Now, let’s walk through the different steps of just loading up the first worksheet. Let’s begin by noticing that the first few lines do not contain the actual column names. Let’s look at what happens if we just load the first sheet

library(readxl)
marmoset_1987 <- read_excel("./monkey_weights.xlsx")

head(marmoset_1987)

## Source: local data frame [6 x 8]
## 
##   Response of Marmosets to Different Diets      
##                                      (chr) (chr)
## 1                                     1987    NA
## 2                          Rainfall: 130cm    NA
## 3                                       NA Gebus
## 4                                       NA  Mico
## 5                                       NA    NA
## 6                                       NA    NA
## Variables not shown: structure(c("NA ", "NA ", "species ", "melanura", "NA
##   ", (chr), structure(c("NA ", "Start Body Condition: Good", (chr),
##   structure(c("NA ", "NA ", (chr), structure(c("NA ", "NA ", (chr),
##   structure(c("NA ", "NA ", (chr), structure(c("NA ", "NA ", (chr)

2a) Meta-data

Yuck. We can see the column headers are bad. But, there’s some nice meta-data in there as well. Line 2 has a year. Line 3 has some rainfall information in cm. And if we look at line 2 in general…

as.data.frame(marmoset_1987[2,])

##   Response of Marmosets to Different Diets     
## 1                          Rainfall: 130cm <NA>
##   structure(NA_character_, class = "AsIs")
## 1                                     <NA>
##   structure("Start Body Condition: Good", class = "AsIs")
## 1                              Start Body Condition: Good
##   structure(NA_character_, class = "AsIs")
## 1                                     <NA>
##   structure(NA_character_, class = "AsIs")
## 1                                     <NA>
##   structure(NA_character_, class = "AsIs")
## 1                                     <NA>
##   structure(NA_character_, class = "AsIs")
## 1                                     <NA>

In column 4, there’s a start body condition. So, loading this isn’t all bad. Let’s begin by saving those three values: Year, Rainfall (which is always in cm), and Body condition into variables. You’ll need to use regular expressions with gsub to strip out the actual numbers in rainfall and just the actual status of the body condition. You’ll have to use row,column notation for this as well to get the values.

2b) Loading in a sensible data frame

Now that we have the metadata saved in variables, we can reload the data, but now skipping all of those bad lines. Load it up and show me that you’ve loaded it properly.

Notice that last line keeps loading, despite being NA (go look). Huh. Get rid of it or any line for which the Diet is NA

2c) Problem 1: Someone doesn’t know how to spell genus

Oops! One of your data entry people screwed and misspelled “Genus”. Fix it.

2d) Problem 2: Genus and species stop short

Oops! One of your data entry people screwed and misspelled didn’t fill the species all the way down. Fix it!

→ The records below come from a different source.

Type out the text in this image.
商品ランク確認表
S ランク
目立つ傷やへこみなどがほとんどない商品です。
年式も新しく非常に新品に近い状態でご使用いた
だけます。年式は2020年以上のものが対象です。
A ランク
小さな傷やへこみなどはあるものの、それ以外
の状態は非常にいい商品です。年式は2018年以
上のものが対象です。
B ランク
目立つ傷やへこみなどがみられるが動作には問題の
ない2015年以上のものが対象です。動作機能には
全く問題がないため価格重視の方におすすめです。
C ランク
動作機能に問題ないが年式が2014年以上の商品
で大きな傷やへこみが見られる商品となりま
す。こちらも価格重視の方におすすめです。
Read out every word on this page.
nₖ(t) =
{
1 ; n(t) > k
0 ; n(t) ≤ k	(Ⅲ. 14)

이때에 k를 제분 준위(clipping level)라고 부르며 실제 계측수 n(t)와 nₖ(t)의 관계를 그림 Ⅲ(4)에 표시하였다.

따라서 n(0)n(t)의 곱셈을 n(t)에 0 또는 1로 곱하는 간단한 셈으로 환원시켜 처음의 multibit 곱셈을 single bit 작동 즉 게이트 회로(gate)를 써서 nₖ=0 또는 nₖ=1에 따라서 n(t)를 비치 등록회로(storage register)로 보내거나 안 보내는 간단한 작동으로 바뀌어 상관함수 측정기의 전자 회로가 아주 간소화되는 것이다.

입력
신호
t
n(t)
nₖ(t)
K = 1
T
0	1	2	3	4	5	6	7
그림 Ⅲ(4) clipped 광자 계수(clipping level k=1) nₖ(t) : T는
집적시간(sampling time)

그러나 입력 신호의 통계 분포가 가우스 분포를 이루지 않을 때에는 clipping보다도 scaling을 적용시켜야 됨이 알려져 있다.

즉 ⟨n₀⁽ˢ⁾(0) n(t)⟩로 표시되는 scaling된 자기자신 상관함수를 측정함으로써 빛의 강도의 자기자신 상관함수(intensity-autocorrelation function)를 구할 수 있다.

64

2e) Problem 3: Unique subject IDs

Uh oh - each subject doesn’t have a unique ID number! Give them one. It should be a unique ID that contains the year, as there will be other years. You might need to do some paste-ing here. And it might be easier to use ye olde $ notation rather than mutate (although do it any way you want.) For example, I created IDs like 46_1987

2f) Problem 4: Shape of the data

To plot a time series, you’re going to want to have a long, not wide, format of weight gain. You also need to track individual subjects. So, first, gather up the data of weight gain for individual weeks. Perhaps call the key column Week and the values Gain. You also have a lot of columns to exclude, so the : operator might come in handy, although it’s not necessary.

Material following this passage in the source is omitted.